The Affair
- First edition
- Author: C. P. Snow
- Language: English
- Series: Strangers and Brothers
- Publisher: Macmillan
- Publication date: 1960
- Publication place: United Kingdom
- Media type: Print
- Preceded by: Homecomings
- Followed by: Corridors of Power

= The Affair (Snow novel) =

1960 novel by C. P. Snow

The Affair is the eighth book in C. P. Snow's Strangers and Brothers series. The events return to the Cambridge college of The Masters. It is once again narrated by Lewis Eliot.

==Plot synopsis==
An unpopular academic, Dr Donald Howard, is dismissed from the college for fraud. Doubt soon arises as to the evidence and the fellows are divided into two camps, those who are reluctant to reopen the case and others who override the board. Eliot handles the defence in the proceedings.

==Reception==
In a 1960 book review in Kirkus Reviews called the book "[the] one in which Mr. Snow's special talents have their best application... It is a scrupulous, equable, stimulating, passionless examination of human conduct—and C.P. Snow's considered almost flat prose is often deceptive so subtle are many of the intentions and revelations which ensue. His audience by now is most secure." Michael Millgate, writing for Commentary Magazine, wrote the book "does not have quite the claustrophobic intensity of [The Masters]; but to look for these things in The Affair to the extent that they are present in The Masters is to misunderstand what Snow is about... the action is sufficiently compelling, both in its psychological complexity and its narrative excitement, to enable the book to stand firmly alone in its own right.

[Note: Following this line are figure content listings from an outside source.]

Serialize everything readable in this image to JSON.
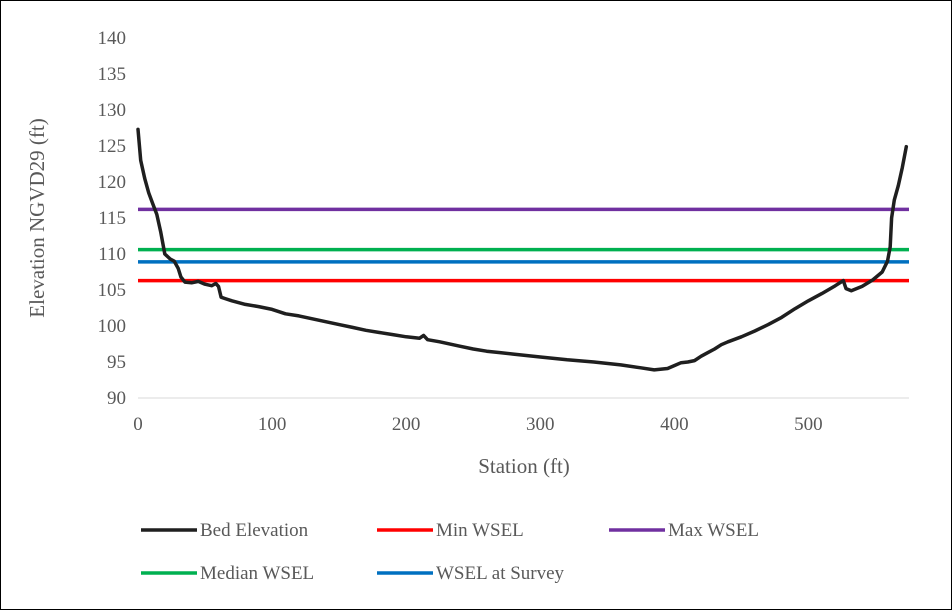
{
  "chart_data": {
    "type": "line",
    "title": "",
    "xlabel": "Station (ft)",
    "ylabel": "Elevation NGVD29 (ft)",
    "xlim": [
      0,
      575
    ],
    "ylim": [
      90,
      140
    ],
    "x_ticks": [
      "0",
      "100",
      "200",
      "300",
      "400",
      "500"
    ],
    "y_ticks": [
      "90",
      "95",
      "100",
      "105",
      "110",
      "115",
      "120",
      "125",
      "130",
      "135",
      "140"
    ],
    "grid": false,
    "legend": "bottom",
    "series": [
      {
        "name": "Bed Elevation",
        "color": "#1f1f1f",
        "points": [
          [
            0,
            127.3
          ],
          [
            2,
            123.0
          ],
          [
            5,
            120.5
          ],
          [
            8,
            118.5
          ],
          [
            11,
            117.0
          ],
          [
            14,
            115.5
          ],
          [
            17,
            113.0
          ],
          [
            20,
            110.0
          ],
          [
            24,
            109.3
          ],
          [
            27,
            109.0
          ],
          [
            30,
            108.0
          ],
          [
            32,
            106.8
          ],
          [
            35,
            106.1
          ],
          [
            40,
            106.0
          ],
          [
            45,
            106.2
          ],
          [
            50,
            105.8
          ],
          [
            55,
            105.6
          ],
          [
            58,
            105.9
          ],
          [
            60,
            105.5
          ],
          [
            62,
            104.0
          ],
          [
            65,
            103.8
          ],
          [
            70,
            103.5
          ],
          [
            80,
            103.0
          ],
          [
            90,
            102.7
          ],
          [
            100,
            102.3
          ],
          [
            110,
            101.7
          ],
          [
            120,
            101.4
          ],
          [
            130,
            101.0
          ],
          [
            140,
            100.6
          ],
          [
            150,
            100.2
          ],
          [
            160,
            99.8
          ],
          [
            170,
            99.4
          ],
          [
            180,
            99.1
          ],
          [
            190,
            98.8
          ],
          [
            200,
            98.5
          ],
          [
            210,
            98.3
          ],
          [
            213,
            98.7
          ],
          [
            216,
            98.1
          ],
          [
            225,
            97.8
          ],
          [
            240,
            97.2
          ],
          [
            250,
            96.8
          ],
          [
            260,
            96.5
          ],
          [
            270,
            96.3
          ],
          [
            280,
            96.1
          ],
          [
            300,
            95.7
          ],
          [
            320,
            95.3
          ],
          [
            340,
            95.0
          ],
          [
            360,
            94.6
          ],
          [
            375,
            94.2
          ],
          [
            385,
            93.9
          ],
          [
            395,
            94.1
          ],
          [
            400,
            94.5
          ],
          [
            405,
            94.9
          ],
          [
            410,
            95.0
          ],
          [
            415,
            95.2
          ],
          [
            420,
            95.8
          ],
          [
            425,
            96.3
          ],
          [
            430,
            96.8
          ],
          [
            435,
            97.4
          ],
          [
            440,
            97.8
          ],
          [
            450,
            98.5
          ],
          [
            460,
            99.3
          ],
          [
            470,
            100.2
          ],
          [
            480,
            101.2
          ],
          [
            490,
            102.4
          ],
          [
            500,
            103.5
          ],
          [
            510,
            104.5
          ],
          [
            520,
            105.6
          ],
          [
            526,
            106.3
          ],
          [
            528,
            105.2
          ],
          [
            532,
            104.9
          ],
          [
            540,
            105.5
          ],
          [
            548,
            106.4
          ],
          [
            555,
            107.5
          ],
          [
            559,
            109.0
          ],
          [
            561,
            111.0
          ],
          [
            562,
            115.0
          ],
          [
            564,
            117.5
          ],
          [
            567,
            119.5
          ],
          [
            570,
            122.0
          ],
          [
            573,
            124.9
          ]
        ]
      },
      {
        "name": "Min WSEL",
        "color": "#ff0000",
        "value": 106.3
      },
      {
        "name": "Max WSEL",
        "color": "#7030a0",
        "value": 116.2
      },
      {
        "name": "Median WSEL",
        "color": "#00b050",
        "value": 110.6
      },
      {
        "name": "WSEL at Survey",
        "color": "#0070c0",
        "value": 108.9
      }
    ]
  }
}
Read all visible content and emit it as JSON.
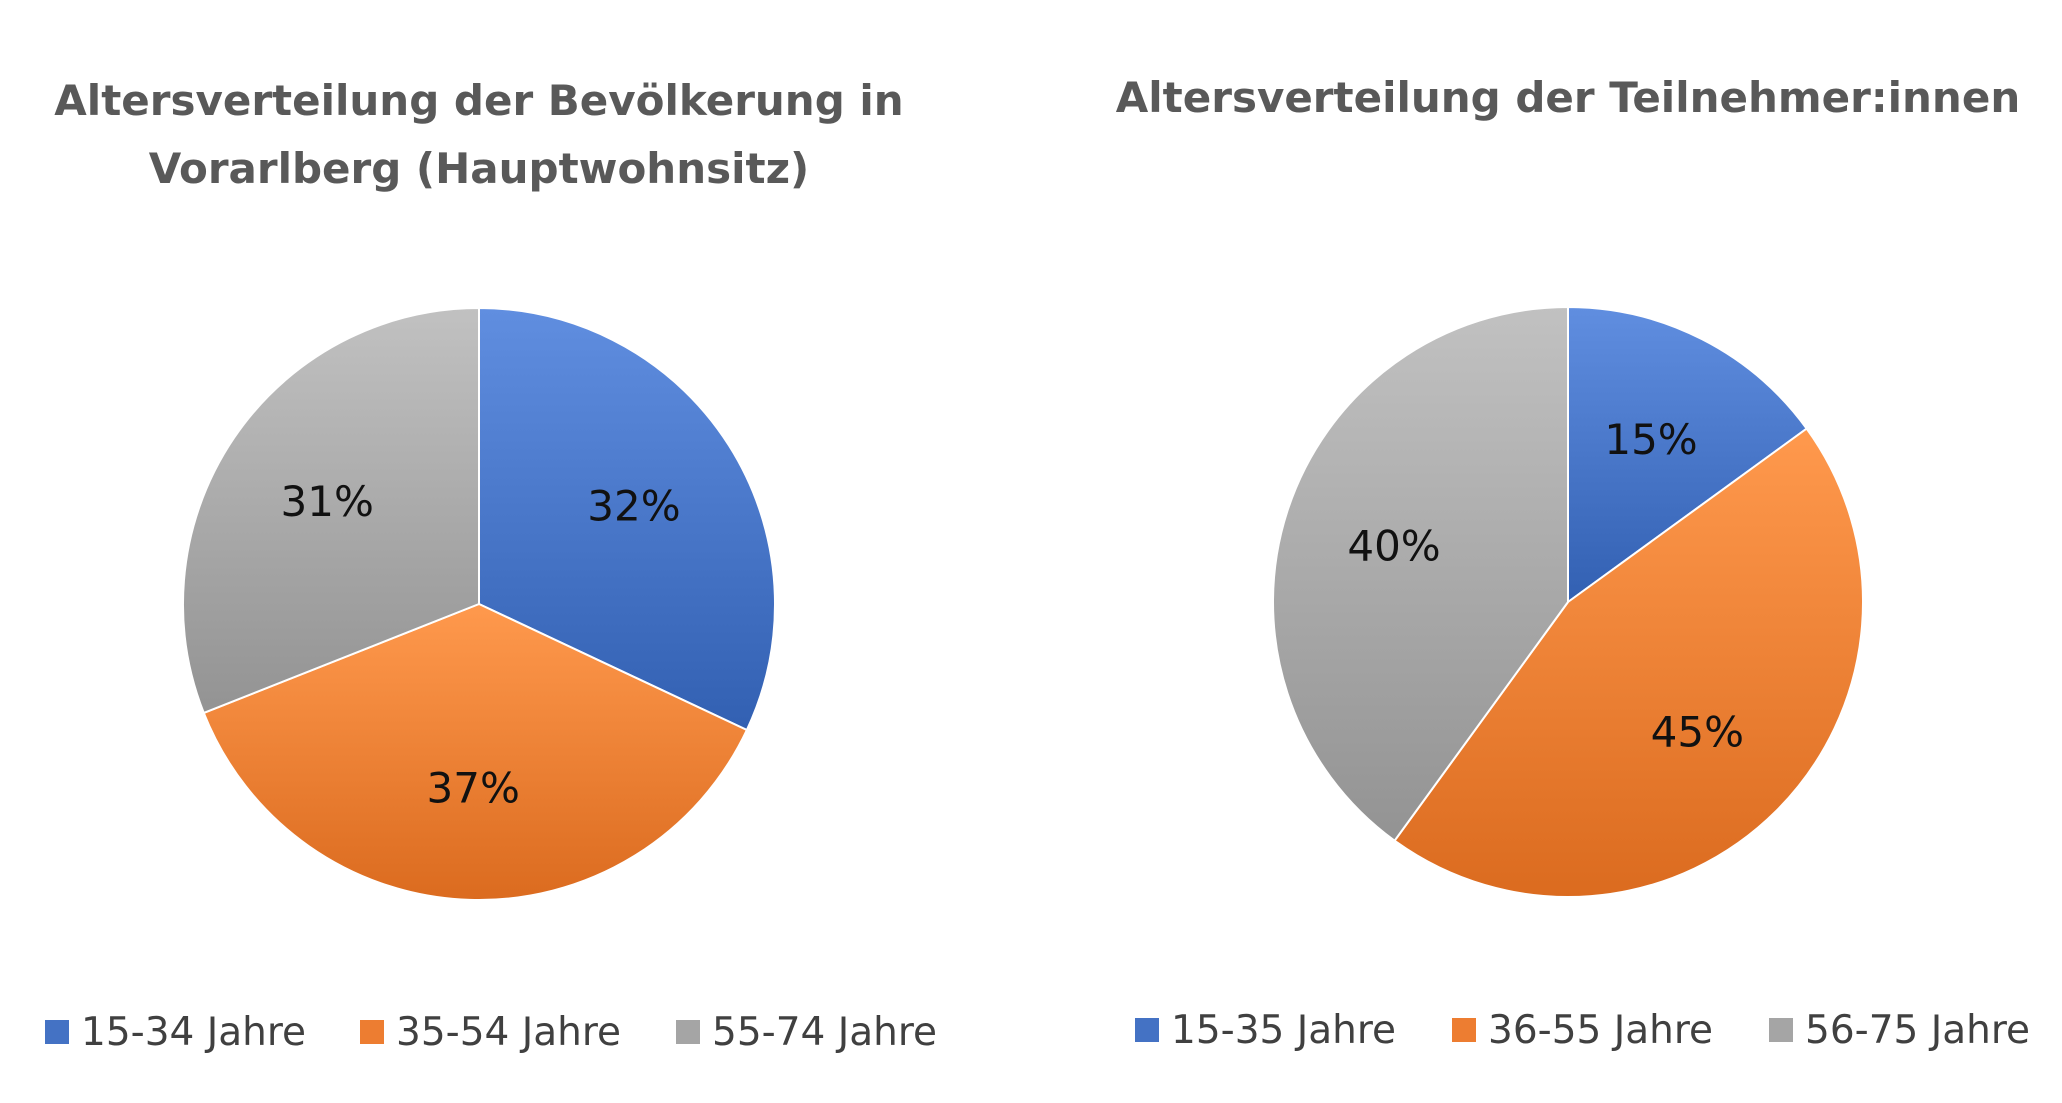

But to be fully understood and appreciated The Affair needs to be read in the context of the whole Strangers and Brothers sequence.

==Adaptations==
The novel was adapted as a 1962 play by Ronald Millar and also adapted as a television play for Australian TV in 1965. It was adapted for the BBC Sunday-Night Play with John Clements as Eliot and Alan Dobie as Howard. Cyril Luckham, who had played Eustace Pilbrow in the television series Strangers and Brothers plays Francis Getliffe. In the 1984 BBC series, Paul Hastings played Francis Getliffe.